The Higgs Boson and the Standard Model of Particle Physics

Abstract

The Standard Model of particle physics (SM) [1] is the pillar on which the current understanding of the subatomic world is based. It describes the elementary particles and their fundamental interactions in the context of a Lorentz-invariant and renormalizable quantum field theory.

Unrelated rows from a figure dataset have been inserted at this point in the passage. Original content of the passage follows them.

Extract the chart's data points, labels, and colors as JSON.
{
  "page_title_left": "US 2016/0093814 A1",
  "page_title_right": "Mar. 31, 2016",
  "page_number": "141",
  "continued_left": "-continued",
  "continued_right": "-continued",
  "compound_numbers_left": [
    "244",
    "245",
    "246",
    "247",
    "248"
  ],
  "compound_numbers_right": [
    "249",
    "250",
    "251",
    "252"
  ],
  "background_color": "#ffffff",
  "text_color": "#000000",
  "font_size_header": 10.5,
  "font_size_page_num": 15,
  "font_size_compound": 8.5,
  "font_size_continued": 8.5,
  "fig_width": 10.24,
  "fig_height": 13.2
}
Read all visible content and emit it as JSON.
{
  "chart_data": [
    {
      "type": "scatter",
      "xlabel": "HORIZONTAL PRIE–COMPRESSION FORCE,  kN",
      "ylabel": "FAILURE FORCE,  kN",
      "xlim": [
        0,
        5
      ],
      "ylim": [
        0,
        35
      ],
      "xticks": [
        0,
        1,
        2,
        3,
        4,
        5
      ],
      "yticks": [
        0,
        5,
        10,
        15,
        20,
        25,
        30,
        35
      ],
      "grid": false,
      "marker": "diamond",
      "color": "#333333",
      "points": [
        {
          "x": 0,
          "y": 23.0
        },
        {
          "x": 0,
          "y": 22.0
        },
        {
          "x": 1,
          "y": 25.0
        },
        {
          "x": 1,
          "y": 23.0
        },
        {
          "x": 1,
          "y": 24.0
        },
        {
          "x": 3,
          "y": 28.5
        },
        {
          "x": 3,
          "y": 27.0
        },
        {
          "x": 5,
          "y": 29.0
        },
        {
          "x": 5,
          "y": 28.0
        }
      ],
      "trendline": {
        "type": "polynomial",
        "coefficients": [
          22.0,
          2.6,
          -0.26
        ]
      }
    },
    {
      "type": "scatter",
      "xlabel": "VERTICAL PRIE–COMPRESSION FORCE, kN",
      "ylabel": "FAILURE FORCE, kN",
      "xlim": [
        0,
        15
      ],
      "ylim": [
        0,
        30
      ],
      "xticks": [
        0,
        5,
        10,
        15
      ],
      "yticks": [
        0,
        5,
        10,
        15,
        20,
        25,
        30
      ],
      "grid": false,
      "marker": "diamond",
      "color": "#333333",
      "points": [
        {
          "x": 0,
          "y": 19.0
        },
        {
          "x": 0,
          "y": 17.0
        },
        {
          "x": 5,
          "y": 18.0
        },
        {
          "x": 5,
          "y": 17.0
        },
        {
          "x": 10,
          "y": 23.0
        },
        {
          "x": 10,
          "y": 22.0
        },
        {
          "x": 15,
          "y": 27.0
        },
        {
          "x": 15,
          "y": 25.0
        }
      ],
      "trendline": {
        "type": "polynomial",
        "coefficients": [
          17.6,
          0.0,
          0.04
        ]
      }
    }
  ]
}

The theoretical framework of the SM is corroborated by an extensive set of experimental measurements, of which the last is the discovery of a particle compatible with the Higgs boson by the ATLAS and CMS Collaborations at the CERN LHC in June 2012 [2, 3, 4]. A brief theoretical introduction to the SM is given in Sect. 1.1, emphasizing the electroweak symmetry breaking mechanism (EWSB) in Sect. 1.1.2. This process ensures that elementary particles acquire mass while respecting the gauge symmetries of the SM by introducing an additional scalar field to the SM Lagrangian: the Higgs boson, a long-sought particle originally postulated in the second half of the XX century, but experimentally detected only 50 years later. More details about the properties and the phenomenology of this particle at hadron colliders are given in Sect. 1.2. The chapter closes in Sect. 1.3, with the description of the Higgs boson decay into four leptons, being it the channel studied in this work.